By Byron Kaye
SYDNEY, Oct 16 (Reuters) - Two of Australia's largest trade unions said on Friday they planned to merge, continuing the consolidation of worker rights organisations as they face widespread allegations of wrongdoing in a parliamentary inquiry.
The tie-up of the Construction Forestry Mining and Energy Union (CFMEU) and the Maritime Union of Australia (MUA) will strengthen their influence over the opposition Labor party.
The two groups have frequently campaigned together, and joined hands in opposing Australia's free trade pact with China.
The move would also shore up membership for the CFMEU, which has faced damaging allegations in a royal commission reaching as high as current Labor opposition leader Bill Shorten, himself a former leader of the Australian Workers Union.

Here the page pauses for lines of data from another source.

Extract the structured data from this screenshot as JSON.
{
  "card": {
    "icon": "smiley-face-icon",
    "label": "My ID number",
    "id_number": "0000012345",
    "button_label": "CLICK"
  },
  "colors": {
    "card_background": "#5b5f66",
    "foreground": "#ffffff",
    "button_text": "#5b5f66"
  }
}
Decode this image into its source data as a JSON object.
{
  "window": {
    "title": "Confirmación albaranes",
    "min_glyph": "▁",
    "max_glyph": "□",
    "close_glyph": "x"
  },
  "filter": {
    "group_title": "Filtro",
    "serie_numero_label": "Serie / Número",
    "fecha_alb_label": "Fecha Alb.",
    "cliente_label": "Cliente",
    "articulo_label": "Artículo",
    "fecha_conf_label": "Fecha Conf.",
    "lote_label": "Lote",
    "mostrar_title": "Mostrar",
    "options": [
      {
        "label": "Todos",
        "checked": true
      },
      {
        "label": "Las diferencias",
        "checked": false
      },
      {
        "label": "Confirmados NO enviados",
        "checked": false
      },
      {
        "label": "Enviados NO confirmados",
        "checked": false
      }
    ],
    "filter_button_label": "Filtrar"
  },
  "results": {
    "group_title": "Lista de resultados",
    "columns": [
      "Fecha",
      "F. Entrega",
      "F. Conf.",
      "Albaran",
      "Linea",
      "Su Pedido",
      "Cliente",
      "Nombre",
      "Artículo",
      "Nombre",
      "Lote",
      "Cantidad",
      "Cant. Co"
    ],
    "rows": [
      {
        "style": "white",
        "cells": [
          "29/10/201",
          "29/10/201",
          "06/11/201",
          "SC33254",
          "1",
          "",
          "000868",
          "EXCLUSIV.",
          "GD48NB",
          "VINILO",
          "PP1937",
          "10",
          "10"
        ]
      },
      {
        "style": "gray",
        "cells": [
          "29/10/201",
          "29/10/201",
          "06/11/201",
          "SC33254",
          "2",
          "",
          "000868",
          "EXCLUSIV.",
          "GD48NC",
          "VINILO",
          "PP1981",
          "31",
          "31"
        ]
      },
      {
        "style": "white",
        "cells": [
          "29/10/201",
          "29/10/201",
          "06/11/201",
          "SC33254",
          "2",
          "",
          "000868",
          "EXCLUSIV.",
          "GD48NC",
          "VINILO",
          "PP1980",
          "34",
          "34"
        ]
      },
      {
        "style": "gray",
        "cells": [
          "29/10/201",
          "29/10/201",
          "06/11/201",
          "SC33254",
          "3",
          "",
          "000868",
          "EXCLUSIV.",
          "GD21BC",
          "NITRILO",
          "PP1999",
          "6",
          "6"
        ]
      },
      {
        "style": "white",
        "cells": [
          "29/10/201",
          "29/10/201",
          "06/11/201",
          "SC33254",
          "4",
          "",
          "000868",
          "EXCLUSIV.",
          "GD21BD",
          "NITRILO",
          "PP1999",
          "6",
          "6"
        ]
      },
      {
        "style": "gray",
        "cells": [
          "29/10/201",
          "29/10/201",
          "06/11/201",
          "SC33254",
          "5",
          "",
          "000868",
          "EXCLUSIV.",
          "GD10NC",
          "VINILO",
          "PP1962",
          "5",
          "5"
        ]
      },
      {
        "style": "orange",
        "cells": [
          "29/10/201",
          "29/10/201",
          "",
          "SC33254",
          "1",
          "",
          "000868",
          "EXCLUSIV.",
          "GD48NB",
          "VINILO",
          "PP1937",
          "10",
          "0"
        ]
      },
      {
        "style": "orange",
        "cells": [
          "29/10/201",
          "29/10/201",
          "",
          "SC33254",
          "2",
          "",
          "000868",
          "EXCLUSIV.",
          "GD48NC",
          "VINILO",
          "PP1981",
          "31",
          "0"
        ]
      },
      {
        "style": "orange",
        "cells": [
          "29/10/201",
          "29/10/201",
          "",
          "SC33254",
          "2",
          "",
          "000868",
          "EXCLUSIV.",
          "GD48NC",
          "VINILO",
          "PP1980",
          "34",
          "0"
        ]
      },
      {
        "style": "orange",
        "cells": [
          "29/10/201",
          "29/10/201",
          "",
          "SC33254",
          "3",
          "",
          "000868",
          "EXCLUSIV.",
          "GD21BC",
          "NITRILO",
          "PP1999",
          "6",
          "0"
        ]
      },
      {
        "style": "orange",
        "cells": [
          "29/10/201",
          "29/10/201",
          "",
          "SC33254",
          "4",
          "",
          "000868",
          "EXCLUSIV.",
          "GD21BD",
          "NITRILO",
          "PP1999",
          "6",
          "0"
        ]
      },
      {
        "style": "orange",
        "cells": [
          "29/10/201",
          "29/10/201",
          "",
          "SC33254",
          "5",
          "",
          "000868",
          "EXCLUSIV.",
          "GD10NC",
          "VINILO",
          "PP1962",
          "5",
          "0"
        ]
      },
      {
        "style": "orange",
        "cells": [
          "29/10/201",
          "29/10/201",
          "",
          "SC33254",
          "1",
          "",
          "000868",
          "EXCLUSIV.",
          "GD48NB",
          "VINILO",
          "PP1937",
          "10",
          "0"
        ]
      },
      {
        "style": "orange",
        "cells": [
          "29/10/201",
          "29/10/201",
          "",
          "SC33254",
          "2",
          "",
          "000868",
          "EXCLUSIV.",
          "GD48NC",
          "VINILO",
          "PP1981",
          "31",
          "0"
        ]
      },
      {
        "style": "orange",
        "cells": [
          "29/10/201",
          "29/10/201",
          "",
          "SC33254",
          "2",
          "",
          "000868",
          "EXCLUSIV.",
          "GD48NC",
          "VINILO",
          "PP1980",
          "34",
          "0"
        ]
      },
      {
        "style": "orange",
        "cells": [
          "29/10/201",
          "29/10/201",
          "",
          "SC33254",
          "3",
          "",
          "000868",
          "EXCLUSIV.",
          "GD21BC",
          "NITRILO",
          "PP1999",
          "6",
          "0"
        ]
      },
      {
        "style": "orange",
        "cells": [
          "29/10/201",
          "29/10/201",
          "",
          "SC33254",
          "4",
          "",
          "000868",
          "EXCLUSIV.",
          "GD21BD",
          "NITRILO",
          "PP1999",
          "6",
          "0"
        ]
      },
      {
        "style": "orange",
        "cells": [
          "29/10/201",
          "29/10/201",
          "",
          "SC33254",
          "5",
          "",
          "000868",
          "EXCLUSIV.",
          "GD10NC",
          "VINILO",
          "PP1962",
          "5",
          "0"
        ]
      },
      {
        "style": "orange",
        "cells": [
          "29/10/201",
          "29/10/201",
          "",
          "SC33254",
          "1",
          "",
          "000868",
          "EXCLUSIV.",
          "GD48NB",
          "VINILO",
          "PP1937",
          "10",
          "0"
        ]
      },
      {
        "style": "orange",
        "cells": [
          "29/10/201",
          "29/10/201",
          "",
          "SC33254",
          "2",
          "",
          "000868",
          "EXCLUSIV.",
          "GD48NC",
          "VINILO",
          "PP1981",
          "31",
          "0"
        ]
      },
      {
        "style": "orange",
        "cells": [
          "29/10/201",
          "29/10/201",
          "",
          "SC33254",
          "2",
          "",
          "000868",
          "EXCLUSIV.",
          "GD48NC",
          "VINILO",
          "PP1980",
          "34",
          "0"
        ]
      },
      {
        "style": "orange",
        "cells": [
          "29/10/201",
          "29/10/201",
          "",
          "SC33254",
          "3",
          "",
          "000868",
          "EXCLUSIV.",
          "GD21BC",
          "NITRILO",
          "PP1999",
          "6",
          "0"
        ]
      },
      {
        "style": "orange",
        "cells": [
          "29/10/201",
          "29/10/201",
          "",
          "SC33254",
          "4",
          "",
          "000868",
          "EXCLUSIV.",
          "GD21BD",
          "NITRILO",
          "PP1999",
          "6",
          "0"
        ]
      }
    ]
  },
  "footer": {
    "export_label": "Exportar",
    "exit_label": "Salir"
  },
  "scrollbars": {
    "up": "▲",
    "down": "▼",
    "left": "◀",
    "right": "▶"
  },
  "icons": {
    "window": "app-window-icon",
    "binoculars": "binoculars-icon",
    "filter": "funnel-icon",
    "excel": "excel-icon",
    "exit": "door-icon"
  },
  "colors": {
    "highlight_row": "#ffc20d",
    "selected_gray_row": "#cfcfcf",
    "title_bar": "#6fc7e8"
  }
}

Shorten and other union witnesses in that inquiry have denied wrongdoing.
Combined, the CFMEU and MUA would have 135,000 members, or about 1 percent of the country's workforce, making it the second largest union by membership.
"This is a huge decision that hasn't been taken lightly, but discussions to merge with the like-minded CFMEU will help us fight the ever-pervasive anti-worker and anti-union attacks on workers," MUA leader Paddy Crumlin said in a statement.
Australian unions have been merging steadily, including those originally joined to create the CFMEU and MUA, to shore up bargaining power with employers and the Labor party, as membership declines in an increasingly flexible workforce.
With many employee rights now entrenched in law, the percentage of Australian workers in trade unions reached a record low of 17 percent in 2013, down from nearly half in 1990, official data show.